Community leadership has long known that the town’s battle with the leaf blower was one that needed addressing, and, on paper, the rules appear fairly clear-cut and specific. For instance, laws on the books specify that leaf blowers can only be used from 8 a.m. to 6 p.m. on weekdays unless the owner is operating the machine, in which case curfew bumps to 8 p.m. Weekends are a mixed bag of times and specifications, and within the calendar year, leaf blowers are allowed to operate from March 1 through June 30 and from Oct. 1 through Dec. 15. Although Montclair has a long-standing ban on the use of gas leaf blowers for much of the year, the law is rarely enforced.
“As a landscaper, I can certainly understand that some guys don’t have common courtesy,” said Joseph Mulroe, a landscaper who has serviced the area for 35 years. “Nobody likes five leaf blowers going at eight in the morning.”
Mulroe said the use of leaf blowers has made yard work simpler.
If a landscaper breaks the rules, which is often a huge complaint on social media feeds, ideally, in a well-oiled machine environment of enforcement, this means the violator would end up with a ticket.
But it’s not that simple, according to Mulroe, who points to a “cat-and-mouse”-like game that ensues, where landscapers park in front of one work site and, when they are done, rather than load up and move to the next site, they simply move the equipment and leave their trucks behind. This makes it harder for code enforcement personnel to track them. “They have to know who to send [the complaint] to,” Mulroe said.
At a recent meeting of the Montclair Environmental Council, resident Bill Marters presented the mission of Quiet Montclair, and spoke about the code enforcement issues.
“There is continuing discussion about how to enforce the current restrictions, which everyone knows are very rarely enforced,” Marters said. “The town code enforcement office isn’t really equipped to deal with this along with all their other responsibilities.”
The question about sustainable alternatives to the backpack leaf blower also comes down to time and money.
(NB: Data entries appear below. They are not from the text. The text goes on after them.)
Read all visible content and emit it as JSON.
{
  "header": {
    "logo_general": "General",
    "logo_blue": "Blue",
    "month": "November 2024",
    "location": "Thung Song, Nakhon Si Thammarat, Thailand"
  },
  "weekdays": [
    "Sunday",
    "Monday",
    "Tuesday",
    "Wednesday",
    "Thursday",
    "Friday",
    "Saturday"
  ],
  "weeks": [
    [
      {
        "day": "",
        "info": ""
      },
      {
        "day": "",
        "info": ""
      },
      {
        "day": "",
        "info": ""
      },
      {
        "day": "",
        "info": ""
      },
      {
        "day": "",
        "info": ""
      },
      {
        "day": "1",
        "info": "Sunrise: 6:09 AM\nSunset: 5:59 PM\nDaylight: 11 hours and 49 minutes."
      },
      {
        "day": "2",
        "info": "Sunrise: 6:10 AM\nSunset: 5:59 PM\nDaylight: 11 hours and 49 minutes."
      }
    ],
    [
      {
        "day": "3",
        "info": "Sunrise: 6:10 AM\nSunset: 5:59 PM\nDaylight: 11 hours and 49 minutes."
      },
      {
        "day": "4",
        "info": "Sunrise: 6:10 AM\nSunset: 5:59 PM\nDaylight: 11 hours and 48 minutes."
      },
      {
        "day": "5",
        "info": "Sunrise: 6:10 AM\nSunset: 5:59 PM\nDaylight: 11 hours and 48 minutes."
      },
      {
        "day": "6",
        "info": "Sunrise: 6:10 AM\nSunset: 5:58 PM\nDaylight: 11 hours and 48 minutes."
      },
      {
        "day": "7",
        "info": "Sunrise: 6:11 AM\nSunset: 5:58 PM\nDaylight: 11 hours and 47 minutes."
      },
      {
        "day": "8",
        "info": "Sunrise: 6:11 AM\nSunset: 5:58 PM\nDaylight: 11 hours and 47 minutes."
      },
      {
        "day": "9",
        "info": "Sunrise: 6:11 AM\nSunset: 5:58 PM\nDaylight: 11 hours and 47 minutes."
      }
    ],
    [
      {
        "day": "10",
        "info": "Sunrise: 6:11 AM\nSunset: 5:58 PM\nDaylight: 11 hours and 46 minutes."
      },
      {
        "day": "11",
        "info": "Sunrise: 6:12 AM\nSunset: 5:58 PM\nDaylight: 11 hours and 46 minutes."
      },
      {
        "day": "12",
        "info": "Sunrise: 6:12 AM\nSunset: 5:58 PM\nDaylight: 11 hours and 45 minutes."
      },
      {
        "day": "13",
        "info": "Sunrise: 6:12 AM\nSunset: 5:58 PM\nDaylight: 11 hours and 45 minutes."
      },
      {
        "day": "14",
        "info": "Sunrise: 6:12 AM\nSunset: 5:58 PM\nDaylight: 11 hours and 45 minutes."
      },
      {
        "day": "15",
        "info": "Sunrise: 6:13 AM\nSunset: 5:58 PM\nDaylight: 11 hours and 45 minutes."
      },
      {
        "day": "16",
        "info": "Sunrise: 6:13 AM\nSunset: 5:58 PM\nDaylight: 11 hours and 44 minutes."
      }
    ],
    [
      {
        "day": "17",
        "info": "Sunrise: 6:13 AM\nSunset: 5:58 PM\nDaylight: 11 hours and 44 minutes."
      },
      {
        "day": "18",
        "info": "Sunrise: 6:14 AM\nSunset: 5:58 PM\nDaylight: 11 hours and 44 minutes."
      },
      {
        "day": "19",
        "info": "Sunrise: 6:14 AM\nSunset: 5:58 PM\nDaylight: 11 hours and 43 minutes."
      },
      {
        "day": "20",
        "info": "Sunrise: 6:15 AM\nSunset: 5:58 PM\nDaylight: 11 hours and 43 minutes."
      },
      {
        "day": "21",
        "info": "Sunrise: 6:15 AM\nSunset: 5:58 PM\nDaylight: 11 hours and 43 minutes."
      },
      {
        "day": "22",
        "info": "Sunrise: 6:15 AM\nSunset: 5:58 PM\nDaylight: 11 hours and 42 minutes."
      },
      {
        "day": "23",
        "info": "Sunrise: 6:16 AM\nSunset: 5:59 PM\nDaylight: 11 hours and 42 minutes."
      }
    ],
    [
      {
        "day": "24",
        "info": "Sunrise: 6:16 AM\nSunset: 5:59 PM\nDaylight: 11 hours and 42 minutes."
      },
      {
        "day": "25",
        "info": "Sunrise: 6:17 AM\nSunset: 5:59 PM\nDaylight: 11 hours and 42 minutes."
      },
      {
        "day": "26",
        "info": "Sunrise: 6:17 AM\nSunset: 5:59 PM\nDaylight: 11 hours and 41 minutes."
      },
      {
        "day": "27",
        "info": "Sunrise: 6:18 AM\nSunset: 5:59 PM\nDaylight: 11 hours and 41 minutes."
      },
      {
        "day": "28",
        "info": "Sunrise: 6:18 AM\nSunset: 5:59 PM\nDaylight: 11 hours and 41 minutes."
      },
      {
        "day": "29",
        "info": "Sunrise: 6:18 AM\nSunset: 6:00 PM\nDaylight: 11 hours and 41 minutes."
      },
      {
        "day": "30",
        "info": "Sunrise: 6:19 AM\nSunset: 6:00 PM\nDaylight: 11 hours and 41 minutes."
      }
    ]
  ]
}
Holm believes that if more landscapers knew that the technology for electric leaf blowers has come a long way, they might be interested in taking a closer look.
Another point in Quiet Montclair’s mission is to teach the public about the ecosystems in their back and front yards. “[Leaf litter] and grass clippings are better for the lawn,” Holm said. “If you left it there, it would be nourishing for your plants and the ecosystem.”